The Miami-Dade Commission on Ethics & Public Trust announced Wednesday that it had sued Hialeah Mayor Carlos “Castro” Hernandez for his failure to pay $4,000 in fines and costs after an investigation found that he lied to the public through the media about his loansharking activities.
Hernandez tried to pay: He sent the commission a van load of 28 Home Depot buckets filled with 400,000 pennies. The clown that he is, Hernandez apparently alerted the media because they were there to see the pennies delivered.
Ladra is only surprised that he didn’t send them a stack of dollar bills.
The payment was seen as a slap in the face and rejected.
“His ploy was deemed commercially unreasonable and contemptuous,” a commission statement reads.
Read related story: Hialeah Mayor Carlos Hernandez is fined for loanshark lies
In July, the Ethics Commission found that Hernandez violated the Truth in Government provision of the Citizens’ Bill of Rights when he told journalists and readers and TV viewers that income he earned from a private loan to jeweler and convicted ponzi schemer Luis Felipe Perez was on the principal and not interest payments. The truth came out months later when Hernandez testified in the tax evasion trial against former Hialeah Mayor Julio Robaina, his mentor and predecessor, and admitted the payments were for interest — 36% interest, way above what it’s legal to collect.
Hernandez was never charged and everyone assumes he was given some kind of deal to testify.
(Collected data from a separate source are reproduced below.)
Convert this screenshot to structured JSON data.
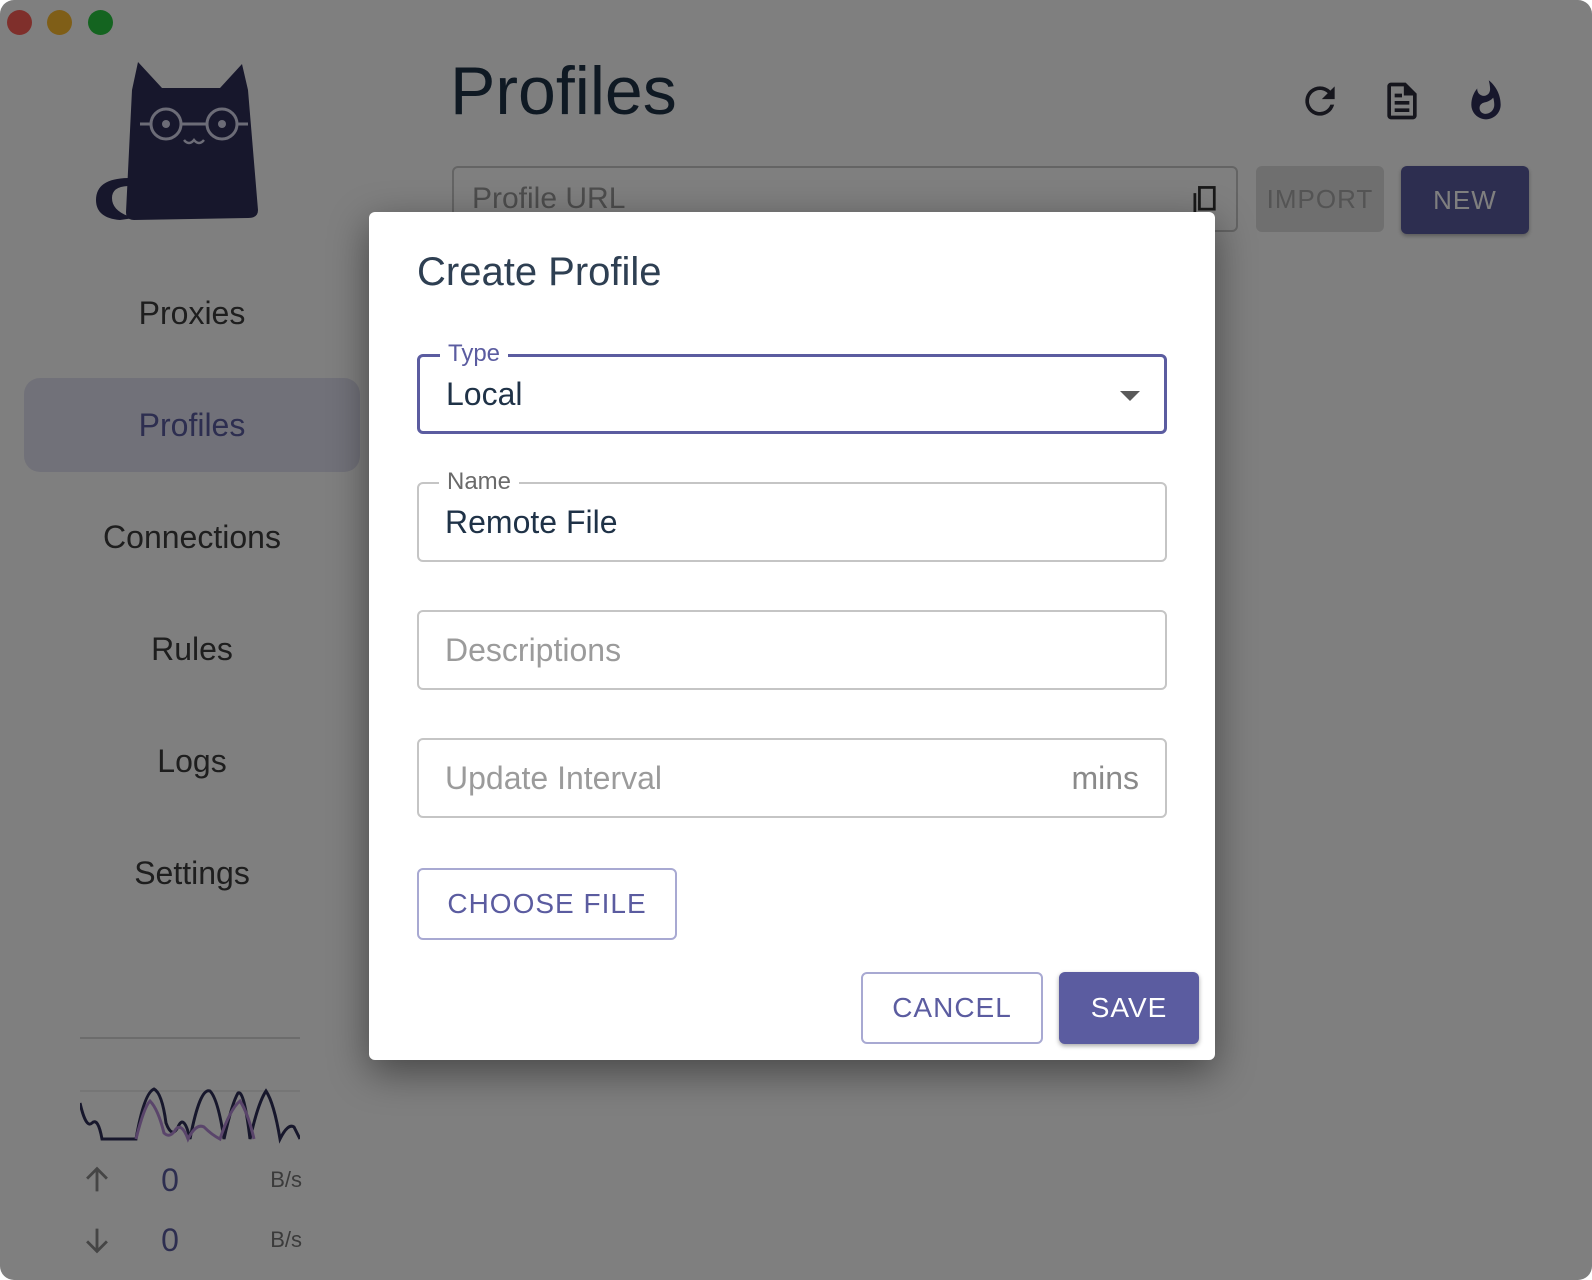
{
  "colors": {
    "accent": "#5b5ca0",
    "sidebar_active_bg": "#e3e3f2",
    "logo": "#2f2f58"
  },
  "sidebar": {
    "logo_icon": "cat-with-glasses-logo",
    "items": [
      {
        "label": "Proxies",
        "active": false
      },
      {
        "label": "Profiles",
        "active": true
      },
      {
        "label": "Connections",
        "active": false
      },
      {
        "label": "Rules",
        "active": false
      },
      {
        "label": "Logs",
        "active": false
      },
      {
        "label": "Settings",
        "active": false
      }
    ],
    "traffic": {
      "upload": {
        "value": "0",
        "unit": "B/s"
      },
      "download": {
        "value": "0",
        "unit": "B/s"
      }
    }
  },
  "header": {
    "title": "Profiles",
    "icons": [
      "refresh-icon",
      "document-icon",
      "fire-icon"
    ]
  },
  "profile_url": {
    "placeholder": "Profile URL",
    "paste_icon": "paste-icon",
    "import_label": "IMPORT",
    "new_label": "NEW"
  },
  "dialog": {
    "title": "Create Profile",
    "type_field": {
      "label": "Type",
      "value": "Local"
    },
    "name_field": {
      "label": "Name",
      "value": "Remote File"
    },
    "descriptions_field": {
      "placeholder": "Descriptions"
    },
    "interval_field": {
      "placeholder": "Update Interval",
      "suffix": "mins"
    },
    "choose_file_label": "CHOOSE FILE",
    "cancel_label": "CANCEL",
    "save_label": "SAVE"
  }
}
But now everybody knew he had been lying about this personal loan since 2011. An investigator called it “insulting the intelligence of the public.”
The Ethics Commission fined him $3,000 for the two counts, double the fine because the commission found that Hernandez knowingly violated the rules ($1,000 are for investigative costs).
Hernandez has said in the past that the ethics commission has no jurisdiction and is politically motivated to harass him. But some might think that sending 28 buckets of copper was a form of harassment.
The lawsuit was filed in small claims court and a hearing is set for Dec. 9.